Ärztegewerkschaft für Aufstockung der Medizinstudienplätze in Niedersachsen

Hannover – Der Marburger Bund (MB) Niedersachsen fordert die sich neuformierende Landesregierung auf, die Zahl der Medizinstudienplätze in dem Bundesland deutlich zu erhöhen. Die SPD hatte am vergangenen Wochenende die Landtagswahl gewonnen. Sie will mit den Grünen regieren. Die Große Koalition wäre damit in Niedersachsen Geschichte.
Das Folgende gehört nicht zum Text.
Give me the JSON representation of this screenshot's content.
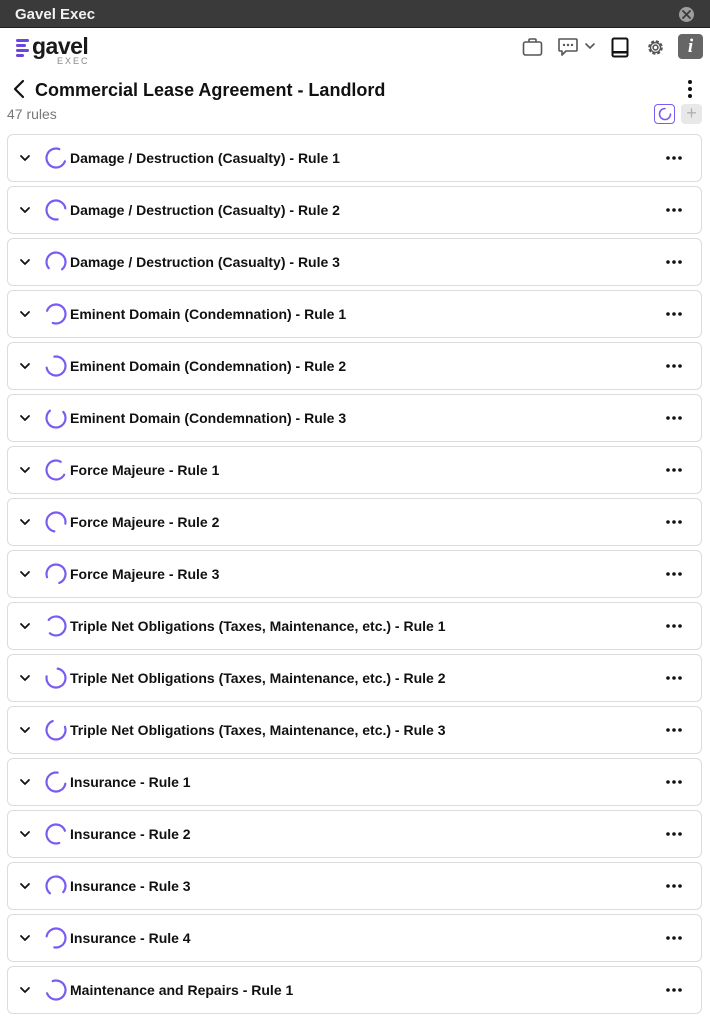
{
  "app": {
    "window_title": "Gavel Exec"
  },
  "logo": {
    "word": "gavel",
    "sub": "EXEC"
  },
  "colors": {
    "accent": "#7b5cf0",
    "brand": "#6b45e0"
  },
  "header_icons": [
    "briefcase-icon",
    "chat-icon",
    "chevron-down-icon",
    "book-icon",
    "gear-icon",
    "info-icon"
  ],
  "info_glyph": "i",
  "page": {
    "title": "Commercial Lease Agreement - Landlord",
    "rule_count": "47 rules",
    "add_glyph": "+"
  },
  "rules": [
    {
      "label": "Damage / Destruction (Casualty) - Rule 1",
      "spin_rotation": 20
    },
    {
      "label": "Damage / Destruction (Casualty) - Rule 2",
      "spin_rotation": 80
    },
    {
      "label": "Damage / Destruction (Casualty) - Rule 3",
      "spin_rotation": 140
    },
    {
      "label": "Eminent Domain (Condemnation) - Rule 1",
      "spin_rotation": 200
    },
    {
      "label": "Eminent Domain (Condemnation) - Rule 2",
      "spin_rotation": 260
    },
    {
      "label": "Eminent Domain (Condemnation) - Rule 3",
      "spin_rotation": 320
    },
    {
      "label": "Force Majeure - Rule 1",
      "spin_rotation": 30
    },
    {
      "label": "Force Majeure - Rule 2",
      "spin_rotation": 100
    },
    {
      "label": "Force Majeure - Rule 3",
      "spin_rotation": 160
    },
    {
      "label": "Triple Net Obligations (Taxes, Maintenance, etc.) - Rule 1",
      "spin_rotation": 220
    },
    {
      "label": "Triple Net Obligations (Taxes, Maintenance, etc.) - Rule 2",
      "spin_rotation": 280
    },
    {
      "label": "Triple Net Obligations (Taxes, Maintenance, etc.) - Rule 3",
      "spin_rotation": 340
    },
    {
      "label": "Insurance - Rule 1",
      "spin_rotation": 10
    },
    {
      "label": "Insurance - Rule 2",
      "spin_rotation": 70
    },
    {
      "label": "Insurance - Rule 3",
      "spin_rotation": 130
    },
    {
      "label": "Insurance - Rule 4",
      "spin_rotation": 190
    },
    {
      "label": "Maintenance and Repairs - Rule 1",
      "spin_rotation": 250
    }
  ]
}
Aus Sicht der Ärztegwerkschaft ist die Aufstockung der Medizinstudienplätze langfristig die einzige Möglichkeit, um dem bereits vorherrschenden eklatanten Mangel an Ärzten entgegenzuwirken. Das sei notwendig, um die medizinisch-ärztliche Versorgung für die Zukunft zu sichern und den Wissenschafts- und Medizinstandort Niedersachsen nachhaltig weiterzuentwickeln, sagte der erste Vorsitzende des Landesverbandes, Hans Martin Wollenberg.
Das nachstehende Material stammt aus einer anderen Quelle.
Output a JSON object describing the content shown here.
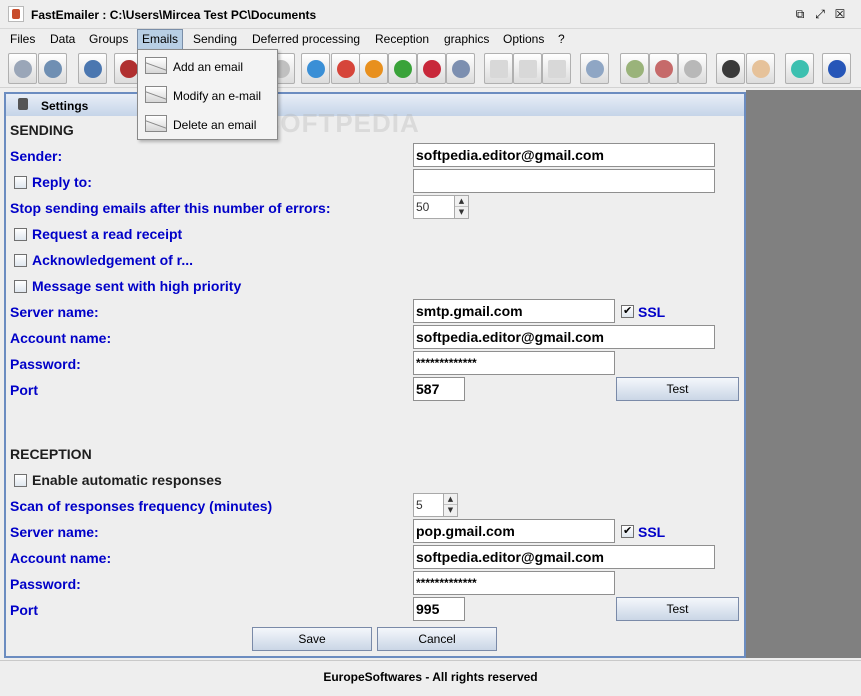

Der MB fordert 1.200 Medizinstudienplätze in Niedersachsen, im Augenblick sind es 789. „Das Mehr an Studienplätzen muss mit einer adäquaten Finanzierung der Universitätsmedizin samt entsprechender Personalausstattung für gute Forschung und Lehre sowie der Realisierung dringend benötigter Forschungs- und Lehrgebäude einhergehen“, sagte der zweite MB-Landesvorsitzende, Andreas Hammerschmidt.
Beide begrüßten, dass in Oldenburg die Zahl der Studienanfänger in diesem Wintersemester von 80 auf 120 Studienanfänger aufgestockt wurde. Dennoch reiche die Zahl der Medizinstudienplätze in dem Bundesland „bei weitem nicht“, so Wollenberg.
Laut dem MB ist die Zahl der Medizinabsolvent in Deutschland im internationalen Vergleich „alarmierend gering“. So beenden demnach in Deutschland 11,5 Absolventen pro 100.000 Einwohner ihr Medizinstudium. In Dänemark liege diese Zahl bei 23, in Irland bei 25,1.
Die beiden Landesverbandsvorsitzenden warnen davor, den Ausbau auf die lange Bank zu schieben: „In den kommenden Jahren werden zahlreiche Kollegen aus der „Baby-Boomer-Generation in den Ruhestand gehen. Gleichzeitig steigt der Bedarf an medizinischer Versorgung kontinuierlich an“, erinnern sie.
Der MB hatte auch auf seiner 139. Hauptversammlung im Mai dieses Jahres auf die Bedeutung des zunehmend größer werdenden Ärzte- und Fachkräftemangels im Gesundheitswesen hingewiesen. Die benötigte Nachbesetzung ärztlicher Stellen sei mit den knapp 11.000 Medizinstudienplätzen in Deutschland nicht sicherzustellen, sagte die MB-Vorsitzende Susanne Johna. Es werde sich „massiv rächen“, dass Deutschland seit vielen Jahren unter Bedarf Ärztinnen und Ärzte ausbilde, warnte sie.